August 18, 2005

Earliest shoe wearers

A new article by Erik Trinkaus sheds some light into the antiquity of shoe wearing. Shoes are usually made from perishable materials, so there is usually little direct evidence for them, except for quite recent times. In older times, there are sometimes footprints which show evidence of being produced with covered feet.

Dr. Trinkaus studied the morphology of toes from prehistoric humans. Roughly speaking, toes in shoes do not need to "grab" onto the ground, because this function is performed by the shoe. This is especially true for the lesser toes, i.e., toes other than the big toe. So, the lesser toes should shrink when humans began to use shoes regularly.

Indeed, there was evidence that lesser toes did shrink in Paleolithic Western Eurasians. Early modern humans ("Cro-Magnons") but also late Neanderthals may have started using shoes as protection against the cold and for protection from the ground.

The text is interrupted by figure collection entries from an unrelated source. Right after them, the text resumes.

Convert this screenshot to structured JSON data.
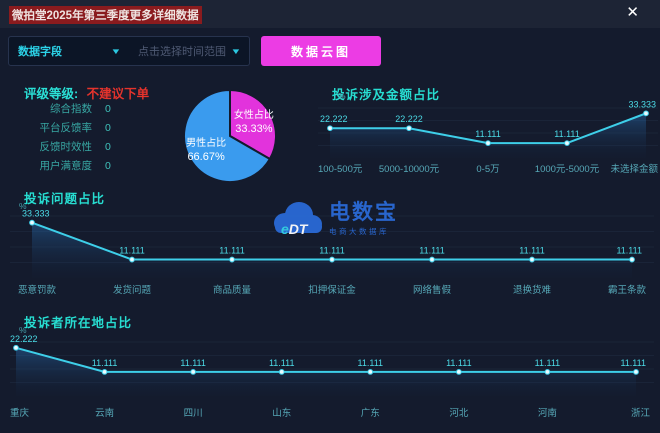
{
  "header": {
    "title": "微拍堂2025年第三季度更多详细数据",
    "close_icon": "✕"
  },
  "toolbar": {
    "field_select_value": "数据字段",
    "time_select_placeholder": "点击选择时间范围",
    "cloud_button_label": "数据云图"
  },
  "rating": {
    "label": "评级等级:",
    "value": "不建议下单",
    "metrics": [
      {
        "label": "综合指数",
        "value": "0"
      },
      {
        "label": "平台反馈率",
        "value": "0"
      },
      {
        "label": "反馈时效性",
        "value": "0"
      },
      {
        "label": "用户满意度",
        "value": "0"
      }
    ]
  },
  "watermark": {
    "logo_text": "eDT",
    "name": "电数宝",
    "subtitle": "电商大数据库"
  },
  "colors": {
    "accent_cyan": "#2cd3e8",
    "button_magenta": "#ec3ce4",
    "rating_red": "#e5332c",
    "chart_title_teal": "#27ddd1",
    "line_cyan": "#3ecfe9",
    "pie_magenta": "#e233dc",
    "pie_blue": "#3a9bee",
    "watermark_blue": "#2a6ad6",
    "title_highlight_red": "#8a1b1e"
  },
  "chart_data": [
    {
      "type": "pie",
      "title": "",
      "labels": [
        "女性占比",
        "男性占比"
      ],
      "values": [
        33.33,
        66.67
      ],
      "unit": "%",
      "colors": [
        "#e233dc",
        "#3a9bee"
      ],
      "legend_position": "none"
    },
    {
      "type": "area",
      "title": "投诉涉及金额占比",
      "unit": "%",
      "categories": [
        "100-500元",
        "5000-10000元",
        "0-5万",
        "1000元-5000元",
        "未选择金额"
      ],
      "values": [
        22.222,
        22.222,
        11.111,
        11.111,
        33.333
      ],
      "ylim": [
        0,
        37
      ],
      "grid": true,
      "legend_position": "none"
    },
    {
      "type": "area",
      "title": "投诉问题占比",
      "unit": "%",
      "categories": [
        "恶意罚款",
        "发货问题",
        "商品质量",
        "扣押保证金",
        "网络售假",
        "退换货难",
        "霸王条款"
      ],
      "values": [
        33.333,
        11.111,
        11.111,
        11.111,
        11.111,
        11.111,
        11.111
      ],
      "ylim": [
        0,
        37
      ],
      "grid": true,
      "legend_position": "none"
    },
    {
      "type": "area",
      "title": "投诉者所在地占比",
      "unit": "%",
      "categories": [
        "重庆",
        "云南",
        "四川",
        "山东",
        "广东",
        "河北",
        "河南",
        "浙江"
      ],
      "values": [
        22.222,
        11.111,
        11.111,
        11.111,
        11.111,
        11.111,
        11.111,
        11.111
      ],
      "ylim": [
        0,
        25
      ],
      "grid": true,
      "legend_position": "none"
    }
  ]
}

Moreover, both southern European and more northern individuals seem to have been affected, and this may indicate that this was a general cultural practice that was adopted, rather than a specific measure to combat the cold in the northernmost parts of Eurasia.

Journal of Archaeological Science Volume 32 Issue 10, 1515-1526

Anatomical evidence for the antiquity of human footwear use

Erik Trinkaus

Abstract

Archeological evidence suggests that footwear was in use by at least the middle Upper Paleolithic (Gravettian) in portions of Europe, but the frequency of use and the mechanical protection provided are unclear from these data. A comparative biomechanical analysis of the proximal pedal phalanges of western Eurasian Middle Paleolithic and middle Upper Paleolithic humans, in the context of those of variably shod recent humans, indicates that supportive footwear was rare in the Middle Paleolithic, but that it became frequent by the middle Upper Paleolithic. This interpretation is based principally on the marked reduction in the robusticity of the lesser toes in the context of little or no reduction in overall lower limb locomotor robusticity by the time of the middle Upper Paleolithic.